Hardware acceleration is using a dedicated chip instead of the general-purpose CPU to do video encoding or decoding. Every modern phone, laptop and TV has one of these built in — NVIDIA's NVENC inside GeForce GPUs, Intel's Quick Sync inside Intel CPUs, Apple's VideoToolbox inside M-series and A-series Apple Silicon, AMD's AMF inside Radeon GPUs, plus dedicated VPUs from NETINT in datacenter racks. They turn video work that would otherwise pin a CPU into something the chip dispatches in the background while running cool and quiet.

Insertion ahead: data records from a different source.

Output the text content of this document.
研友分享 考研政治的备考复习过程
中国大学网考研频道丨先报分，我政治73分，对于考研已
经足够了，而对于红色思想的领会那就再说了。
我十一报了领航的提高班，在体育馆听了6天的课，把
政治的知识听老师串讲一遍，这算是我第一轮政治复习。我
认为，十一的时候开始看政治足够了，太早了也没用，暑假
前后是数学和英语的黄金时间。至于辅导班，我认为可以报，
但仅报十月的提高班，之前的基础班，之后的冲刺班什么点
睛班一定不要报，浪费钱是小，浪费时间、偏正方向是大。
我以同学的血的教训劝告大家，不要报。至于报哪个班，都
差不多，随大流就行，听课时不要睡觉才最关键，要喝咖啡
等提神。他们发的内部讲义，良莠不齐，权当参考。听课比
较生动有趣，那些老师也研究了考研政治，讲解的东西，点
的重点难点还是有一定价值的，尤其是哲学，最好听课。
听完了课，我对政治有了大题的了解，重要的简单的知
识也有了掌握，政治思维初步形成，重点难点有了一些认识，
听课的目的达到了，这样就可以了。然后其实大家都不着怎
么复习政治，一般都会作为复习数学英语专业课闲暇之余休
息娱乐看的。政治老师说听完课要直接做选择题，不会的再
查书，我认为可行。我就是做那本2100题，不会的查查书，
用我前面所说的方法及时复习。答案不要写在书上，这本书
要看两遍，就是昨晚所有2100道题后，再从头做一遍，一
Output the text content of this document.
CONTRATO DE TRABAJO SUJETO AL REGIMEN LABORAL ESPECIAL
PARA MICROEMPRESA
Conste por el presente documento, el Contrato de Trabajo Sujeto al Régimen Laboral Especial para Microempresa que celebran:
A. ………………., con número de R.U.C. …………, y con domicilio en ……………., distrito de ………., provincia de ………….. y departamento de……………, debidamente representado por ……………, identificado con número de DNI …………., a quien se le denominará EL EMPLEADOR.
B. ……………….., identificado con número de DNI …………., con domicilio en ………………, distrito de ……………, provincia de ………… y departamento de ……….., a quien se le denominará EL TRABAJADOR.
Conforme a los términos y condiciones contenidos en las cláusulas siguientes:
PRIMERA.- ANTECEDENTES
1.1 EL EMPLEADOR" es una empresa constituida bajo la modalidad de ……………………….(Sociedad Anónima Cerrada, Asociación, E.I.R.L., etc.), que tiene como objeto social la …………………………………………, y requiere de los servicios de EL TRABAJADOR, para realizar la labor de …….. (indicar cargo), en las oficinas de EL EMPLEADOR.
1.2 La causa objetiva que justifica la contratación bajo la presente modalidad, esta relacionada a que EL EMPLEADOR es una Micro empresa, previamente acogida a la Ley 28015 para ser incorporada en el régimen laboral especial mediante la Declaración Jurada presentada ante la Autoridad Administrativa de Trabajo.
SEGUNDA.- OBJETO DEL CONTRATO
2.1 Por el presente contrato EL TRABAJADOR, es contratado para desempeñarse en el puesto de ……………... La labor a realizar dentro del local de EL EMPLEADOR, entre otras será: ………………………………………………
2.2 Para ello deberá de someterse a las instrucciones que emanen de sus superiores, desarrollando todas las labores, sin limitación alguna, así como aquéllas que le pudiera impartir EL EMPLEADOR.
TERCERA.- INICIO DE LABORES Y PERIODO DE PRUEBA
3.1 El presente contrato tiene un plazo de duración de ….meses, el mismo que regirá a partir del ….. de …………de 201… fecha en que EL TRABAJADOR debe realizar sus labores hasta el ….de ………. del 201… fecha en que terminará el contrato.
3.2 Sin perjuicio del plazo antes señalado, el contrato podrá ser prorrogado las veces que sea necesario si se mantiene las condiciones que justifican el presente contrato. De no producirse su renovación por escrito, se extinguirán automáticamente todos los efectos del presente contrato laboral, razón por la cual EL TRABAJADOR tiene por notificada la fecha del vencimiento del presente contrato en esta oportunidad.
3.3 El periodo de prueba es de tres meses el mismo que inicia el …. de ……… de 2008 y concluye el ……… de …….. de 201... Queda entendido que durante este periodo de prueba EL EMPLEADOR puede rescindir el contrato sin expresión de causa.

The numbers matter. A modern NVENC encoder can transcode dozens of 1080p H.264 streams in real time on a single $400 GPU. Apple's VideoToolbox encodes 4K HEVC in real time on an M-series Mac without spinning up the fans. Intel Quick Sync turns a regular laptop CPU into a multi-stream live encoder. On the data-centre side, NETINT VPUs transcode 80 simultaneous 1080p streams per card at a fraction of the watts and racks a CPU-based pipeline would require — that's why YouTube and TikTok use them for high-volume encoding.

The trade-off is quality vs flexibility. At the same bitrate, a hardware encoder typically compresses 10–20 % worse than the best software encoder (x265, SVT-AV1) because the silicon implements only a subset of all the rate-distortion tricks. For live streaming and high-volume cloud transcoding where time and energy dominate, that's a clearly worthwhile trade. For premium VOD libraries encoded once and served millions of times, software encoders still win on quality-per-bit. Practical 2026 pattern: hardware for live and bulk, software for catalog encoding.